Lá, a carga horária e a grade curricular, que são extensas demais, não coadunam com a jornada de trabalho. Para seus gestores, o que importa é o tempo que passamos em aula - sem contar as horas complementares. Acaba que temos que escolher entre sair mais cedo das aulas ou chegar atrasado no serviço, e vice-versa (sair mais cedo do serviço ou chegar atrasado às aulas). Aliás, quem dera fosse uma escolha. Alguns professores e empregadores são inflexíveis. E desconfiados. Tem os que pedem declaração da empresa ou da universidade.
Quando saiu que a CAPES liberou o acúmulo de bolsas e atividades remuneradas, muita gente da comunidade acadêmica comemorou. Mas não sei por quê. Aliás, sei. Quem tem bolsa de estudo, mas precisa trabalhar pra completar a renda devia estar sempre ansiosa com medo da CAPES descobrir e cortar a bolsa. Sem contar que o trabalho não poderia ser com carteira; e se existia alguma esperança de se aposentar, o que ficou foi o verso de Dante - "vós que entrais, abandonai toda a esperança".
Mas a questão é justamente a necessidade de trabalhar, quando a bolsa de estudos deveria servir exatamente para fomentar a dedicação aos estudos, que é pesquisa, produção de conhecimento para a melhoria da vida das pessoas.

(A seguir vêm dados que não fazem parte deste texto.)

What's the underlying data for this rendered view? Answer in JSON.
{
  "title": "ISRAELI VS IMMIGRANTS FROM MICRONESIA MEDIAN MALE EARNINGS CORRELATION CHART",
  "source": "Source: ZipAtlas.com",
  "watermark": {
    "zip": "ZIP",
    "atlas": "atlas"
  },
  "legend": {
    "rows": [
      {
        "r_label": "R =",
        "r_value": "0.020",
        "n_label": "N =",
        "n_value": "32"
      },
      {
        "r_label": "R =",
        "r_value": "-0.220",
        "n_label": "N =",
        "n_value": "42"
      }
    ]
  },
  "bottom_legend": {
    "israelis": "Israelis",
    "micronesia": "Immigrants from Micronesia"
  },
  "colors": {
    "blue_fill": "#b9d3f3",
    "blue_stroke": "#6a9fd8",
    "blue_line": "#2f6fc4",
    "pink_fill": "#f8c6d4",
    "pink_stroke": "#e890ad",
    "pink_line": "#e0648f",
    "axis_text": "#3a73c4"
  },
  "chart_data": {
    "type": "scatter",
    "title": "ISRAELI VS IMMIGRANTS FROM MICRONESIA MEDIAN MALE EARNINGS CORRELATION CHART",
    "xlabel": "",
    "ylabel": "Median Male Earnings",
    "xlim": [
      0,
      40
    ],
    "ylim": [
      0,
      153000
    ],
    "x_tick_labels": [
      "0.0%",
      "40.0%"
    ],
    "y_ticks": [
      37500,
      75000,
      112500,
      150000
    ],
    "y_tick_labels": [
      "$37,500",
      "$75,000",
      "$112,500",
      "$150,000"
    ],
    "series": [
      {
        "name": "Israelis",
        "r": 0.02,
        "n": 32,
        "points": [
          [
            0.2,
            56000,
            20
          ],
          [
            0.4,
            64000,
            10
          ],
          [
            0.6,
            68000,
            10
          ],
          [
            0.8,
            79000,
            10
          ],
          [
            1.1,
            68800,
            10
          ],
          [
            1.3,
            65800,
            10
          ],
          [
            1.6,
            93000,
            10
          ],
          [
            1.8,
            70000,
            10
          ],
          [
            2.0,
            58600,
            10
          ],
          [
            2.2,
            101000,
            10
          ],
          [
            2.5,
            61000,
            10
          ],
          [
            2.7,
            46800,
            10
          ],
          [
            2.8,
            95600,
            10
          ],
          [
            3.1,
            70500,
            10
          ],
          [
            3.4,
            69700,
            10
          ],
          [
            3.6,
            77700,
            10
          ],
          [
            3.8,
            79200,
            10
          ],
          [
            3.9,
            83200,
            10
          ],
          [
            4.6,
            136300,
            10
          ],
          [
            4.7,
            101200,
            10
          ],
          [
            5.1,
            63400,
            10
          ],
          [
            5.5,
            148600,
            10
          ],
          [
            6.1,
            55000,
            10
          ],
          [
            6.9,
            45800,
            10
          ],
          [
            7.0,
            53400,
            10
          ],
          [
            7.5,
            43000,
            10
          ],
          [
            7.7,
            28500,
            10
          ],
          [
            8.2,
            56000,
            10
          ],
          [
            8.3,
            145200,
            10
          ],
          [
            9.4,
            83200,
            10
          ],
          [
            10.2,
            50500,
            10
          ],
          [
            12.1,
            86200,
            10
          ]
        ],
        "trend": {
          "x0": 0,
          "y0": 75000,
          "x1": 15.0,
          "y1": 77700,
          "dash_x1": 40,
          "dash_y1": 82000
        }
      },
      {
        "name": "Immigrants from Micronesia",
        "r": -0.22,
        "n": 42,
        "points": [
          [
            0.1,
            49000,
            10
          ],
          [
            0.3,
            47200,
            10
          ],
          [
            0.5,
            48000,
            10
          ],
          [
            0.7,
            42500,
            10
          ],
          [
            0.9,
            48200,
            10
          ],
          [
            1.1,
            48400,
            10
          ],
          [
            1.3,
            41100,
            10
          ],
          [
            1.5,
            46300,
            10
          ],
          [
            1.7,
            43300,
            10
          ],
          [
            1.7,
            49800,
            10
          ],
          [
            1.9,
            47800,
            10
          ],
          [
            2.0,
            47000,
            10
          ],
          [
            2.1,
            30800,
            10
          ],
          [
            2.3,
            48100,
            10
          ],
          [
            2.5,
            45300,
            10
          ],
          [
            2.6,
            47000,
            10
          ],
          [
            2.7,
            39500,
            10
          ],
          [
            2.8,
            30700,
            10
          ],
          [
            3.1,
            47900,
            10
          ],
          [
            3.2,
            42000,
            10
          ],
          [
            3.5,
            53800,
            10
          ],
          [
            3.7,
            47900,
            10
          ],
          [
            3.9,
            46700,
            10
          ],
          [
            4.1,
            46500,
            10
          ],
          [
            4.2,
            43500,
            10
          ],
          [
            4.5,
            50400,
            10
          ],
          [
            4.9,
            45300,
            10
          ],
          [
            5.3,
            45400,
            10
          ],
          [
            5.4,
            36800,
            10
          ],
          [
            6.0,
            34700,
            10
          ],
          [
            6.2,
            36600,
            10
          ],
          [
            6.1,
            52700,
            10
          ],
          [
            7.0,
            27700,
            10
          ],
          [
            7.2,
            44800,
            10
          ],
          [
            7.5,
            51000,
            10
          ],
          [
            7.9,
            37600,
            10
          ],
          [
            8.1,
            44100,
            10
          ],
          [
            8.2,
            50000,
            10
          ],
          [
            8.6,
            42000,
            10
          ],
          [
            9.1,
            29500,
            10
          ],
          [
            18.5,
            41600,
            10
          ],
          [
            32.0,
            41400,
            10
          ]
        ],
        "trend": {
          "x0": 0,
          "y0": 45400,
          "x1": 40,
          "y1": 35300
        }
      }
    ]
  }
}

Com essa medida, a CAPES apenas se isenta de aumentar o valor das bolsas. O Camilo reajustou as bolsas, que não eram reajustadas desde o fatídico ano de 2013. Embora as bolsas de mestrado e de doutorado sempre terem sido - pelo menos nos últimos vinte anos - maiores que o salário mínimo, elas têm perdido em proporção. Por sua vez, a bolsa de iniciação científica, mesmo com o atual reajuste, não chega à metade do salário mínimo.
É verdade que o valor da bolsa de iniciação científica agora se equipara ao que o mercado oferece em estágios, mas a questão é a necessidade de completar - e aqui dou ênfase - a renda. A universidade não pode ser uma instituição de elite exclusiva para as elites econômicas, mas é o que ela tende a ser quando não se move para garantir seus serviços a pessoas pobres. Se é obrigatório o cumprimento da carga horária, todo aluno pobre deveria ganhar dinheiro só por assistir às aulas. Não é aceitável que se tenha que escolher entre estudar e comer, entre trabalhar e se divertir - sim, pois quem disse que a vida é só trabalho?
Guimarães Rosa, em seu discurso de entrada à ABL, disse que "a gente morre é pra dizer que viveu", e recentemente um grande pensador morreu pra dizer que viveu. Domenico de Masi, entre outras coisas, cunhou a expressão "ócio criativo". Para o sociólogo, o ócio é necessário à produção de ideias e as ideias são necessárias ao desenvolvimento da sociedade. Ele é - continuo a usar o presente - contrário ao trabalho tradicional e defensor do tempo livre. "É nas horas de ócio que alguém pode tornar-se mais culto". Que suas palavras ecoem novamente e encontrem alguma mudança em um futuro próximo.